The acceptance rate of University of San Francisco is 50.8% which is relatively high, above 20%, making it somewhat easier to gain admission compared to other top-tier universities.
The average GPA of admitted students is 3.57. This reflects the competitive academic profile expected from applicants.
While there is no single cutoff that guarantees a rejection, admission staff uses your GPA to determine if you are a best fit. If you have at least a 3.27, you are in the standard pool. If you are below a 3.27, we need to focus on your personal essay and letters of recommendation to explain the context behind your grades.

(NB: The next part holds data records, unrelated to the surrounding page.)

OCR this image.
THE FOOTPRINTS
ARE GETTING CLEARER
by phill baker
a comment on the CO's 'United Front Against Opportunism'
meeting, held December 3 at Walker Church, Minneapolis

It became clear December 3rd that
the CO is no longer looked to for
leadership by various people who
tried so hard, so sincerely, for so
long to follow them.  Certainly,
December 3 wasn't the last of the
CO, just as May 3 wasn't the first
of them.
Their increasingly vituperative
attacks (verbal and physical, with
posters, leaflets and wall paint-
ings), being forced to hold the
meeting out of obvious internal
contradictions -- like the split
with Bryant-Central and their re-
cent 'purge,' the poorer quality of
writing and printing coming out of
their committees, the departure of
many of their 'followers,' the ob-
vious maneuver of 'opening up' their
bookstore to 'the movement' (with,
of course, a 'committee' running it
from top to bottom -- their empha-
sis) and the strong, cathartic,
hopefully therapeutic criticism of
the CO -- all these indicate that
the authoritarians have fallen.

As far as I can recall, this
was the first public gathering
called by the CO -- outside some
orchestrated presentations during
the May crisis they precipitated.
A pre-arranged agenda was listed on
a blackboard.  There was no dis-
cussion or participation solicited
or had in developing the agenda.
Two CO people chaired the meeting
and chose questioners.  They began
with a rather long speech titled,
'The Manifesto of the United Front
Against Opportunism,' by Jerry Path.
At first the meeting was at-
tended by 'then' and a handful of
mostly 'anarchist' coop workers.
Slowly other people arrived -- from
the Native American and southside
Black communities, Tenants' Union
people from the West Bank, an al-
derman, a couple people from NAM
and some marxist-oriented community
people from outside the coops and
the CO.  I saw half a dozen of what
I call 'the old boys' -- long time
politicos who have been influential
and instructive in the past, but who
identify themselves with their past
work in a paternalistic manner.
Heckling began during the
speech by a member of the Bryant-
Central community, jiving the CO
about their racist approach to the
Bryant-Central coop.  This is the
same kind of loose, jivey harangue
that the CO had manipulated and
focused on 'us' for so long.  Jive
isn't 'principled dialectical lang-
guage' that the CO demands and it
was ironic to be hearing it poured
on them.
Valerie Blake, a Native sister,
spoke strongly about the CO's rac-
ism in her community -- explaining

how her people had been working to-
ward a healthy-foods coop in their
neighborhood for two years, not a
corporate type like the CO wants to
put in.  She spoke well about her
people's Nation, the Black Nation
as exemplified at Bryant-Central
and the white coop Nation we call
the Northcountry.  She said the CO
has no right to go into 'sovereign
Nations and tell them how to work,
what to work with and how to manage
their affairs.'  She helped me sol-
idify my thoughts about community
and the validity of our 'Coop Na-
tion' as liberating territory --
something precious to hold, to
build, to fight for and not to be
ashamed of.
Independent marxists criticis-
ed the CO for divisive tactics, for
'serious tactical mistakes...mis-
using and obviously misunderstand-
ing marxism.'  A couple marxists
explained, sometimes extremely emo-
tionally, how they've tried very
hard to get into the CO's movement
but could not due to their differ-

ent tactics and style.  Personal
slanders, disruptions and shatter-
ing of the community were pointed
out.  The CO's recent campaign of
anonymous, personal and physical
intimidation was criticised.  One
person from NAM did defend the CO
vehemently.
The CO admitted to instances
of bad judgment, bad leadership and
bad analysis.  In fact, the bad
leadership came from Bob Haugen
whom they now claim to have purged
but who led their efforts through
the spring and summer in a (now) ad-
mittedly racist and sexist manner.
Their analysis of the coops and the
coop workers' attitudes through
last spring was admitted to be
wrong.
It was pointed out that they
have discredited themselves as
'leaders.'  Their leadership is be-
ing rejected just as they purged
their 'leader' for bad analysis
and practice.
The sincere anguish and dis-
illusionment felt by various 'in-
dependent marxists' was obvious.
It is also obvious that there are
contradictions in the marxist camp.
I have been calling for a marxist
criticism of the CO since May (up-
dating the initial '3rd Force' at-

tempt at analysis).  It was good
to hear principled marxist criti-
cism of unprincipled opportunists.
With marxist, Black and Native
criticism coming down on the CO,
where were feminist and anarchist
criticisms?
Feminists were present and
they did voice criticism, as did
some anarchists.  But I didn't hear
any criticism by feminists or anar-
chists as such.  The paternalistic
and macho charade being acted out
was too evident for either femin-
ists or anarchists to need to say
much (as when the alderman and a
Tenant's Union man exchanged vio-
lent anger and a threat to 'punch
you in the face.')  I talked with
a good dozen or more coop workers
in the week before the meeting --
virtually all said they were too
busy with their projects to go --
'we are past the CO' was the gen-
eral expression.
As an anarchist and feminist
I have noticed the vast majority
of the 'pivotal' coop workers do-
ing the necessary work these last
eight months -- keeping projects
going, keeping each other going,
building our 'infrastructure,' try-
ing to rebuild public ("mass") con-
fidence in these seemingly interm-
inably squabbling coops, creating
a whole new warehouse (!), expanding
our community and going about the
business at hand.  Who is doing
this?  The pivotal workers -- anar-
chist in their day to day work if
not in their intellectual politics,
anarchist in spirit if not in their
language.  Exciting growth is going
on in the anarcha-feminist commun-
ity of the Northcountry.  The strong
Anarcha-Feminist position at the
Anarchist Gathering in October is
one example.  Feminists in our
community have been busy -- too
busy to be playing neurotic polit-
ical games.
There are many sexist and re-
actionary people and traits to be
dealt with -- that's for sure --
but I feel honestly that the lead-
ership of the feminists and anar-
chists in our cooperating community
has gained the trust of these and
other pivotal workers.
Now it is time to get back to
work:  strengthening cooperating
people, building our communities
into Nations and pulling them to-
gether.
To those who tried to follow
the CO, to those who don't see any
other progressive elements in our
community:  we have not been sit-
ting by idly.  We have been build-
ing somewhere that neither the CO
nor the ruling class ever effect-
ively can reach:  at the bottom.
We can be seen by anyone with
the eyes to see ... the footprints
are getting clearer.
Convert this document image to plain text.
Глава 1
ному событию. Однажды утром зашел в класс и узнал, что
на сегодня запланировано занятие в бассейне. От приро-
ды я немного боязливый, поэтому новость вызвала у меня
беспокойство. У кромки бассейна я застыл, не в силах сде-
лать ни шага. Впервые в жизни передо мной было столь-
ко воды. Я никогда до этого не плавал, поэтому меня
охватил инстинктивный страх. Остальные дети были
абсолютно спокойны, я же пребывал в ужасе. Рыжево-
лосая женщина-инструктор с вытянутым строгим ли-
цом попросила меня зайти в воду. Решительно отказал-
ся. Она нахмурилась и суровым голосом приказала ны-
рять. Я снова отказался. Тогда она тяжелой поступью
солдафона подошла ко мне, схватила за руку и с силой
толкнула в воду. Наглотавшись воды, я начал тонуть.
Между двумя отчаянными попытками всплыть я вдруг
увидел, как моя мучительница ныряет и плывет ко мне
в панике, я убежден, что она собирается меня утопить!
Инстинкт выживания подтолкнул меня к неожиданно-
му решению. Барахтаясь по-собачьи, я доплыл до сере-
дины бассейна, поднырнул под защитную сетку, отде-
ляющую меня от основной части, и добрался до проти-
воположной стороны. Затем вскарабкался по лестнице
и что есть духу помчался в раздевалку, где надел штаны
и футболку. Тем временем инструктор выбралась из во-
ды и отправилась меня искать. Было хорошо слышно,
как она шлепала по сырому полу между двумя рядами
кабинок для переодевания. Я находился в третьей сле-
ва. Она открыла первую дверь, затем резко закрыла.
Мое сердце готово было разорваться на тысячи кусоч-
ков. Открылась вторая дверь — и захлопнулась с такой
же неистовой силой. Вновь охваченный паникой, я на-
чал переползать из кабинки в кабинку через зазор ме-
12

If your GPA is 3.17 or less, it may make admission difficult. However, your chances may improve if you have strong test scores, extracurricular activities, and essays. But this does not mean that you must not apply, or you do not have any chances. With additional AP courses, you can increase your chances even with this GPA.
While the average GPA of admitted students is 3.57, applicants with lower GPAs can still be considered if they have strong test scores, extracurriculars, and compelling personal essays that demonstrate resilience and potential.
Admission to University of San Francisco is based on SAT, and a strong SAT score is essential. Aim for scores above 1313 for the best chances, although the overall application strength also matters. Your SAT must be in the range of 1210–1390.
Yes, many students successfully transfer each year. Be prepared with your academic transcripts, recommendation letters, and a solid personal statement to make your application competitive.
To improve your chances, focus on excelling academically, building a strong extracurricular profile, and submitting standout essays. High SAT/ACT scores are also crucial for competitive admissions.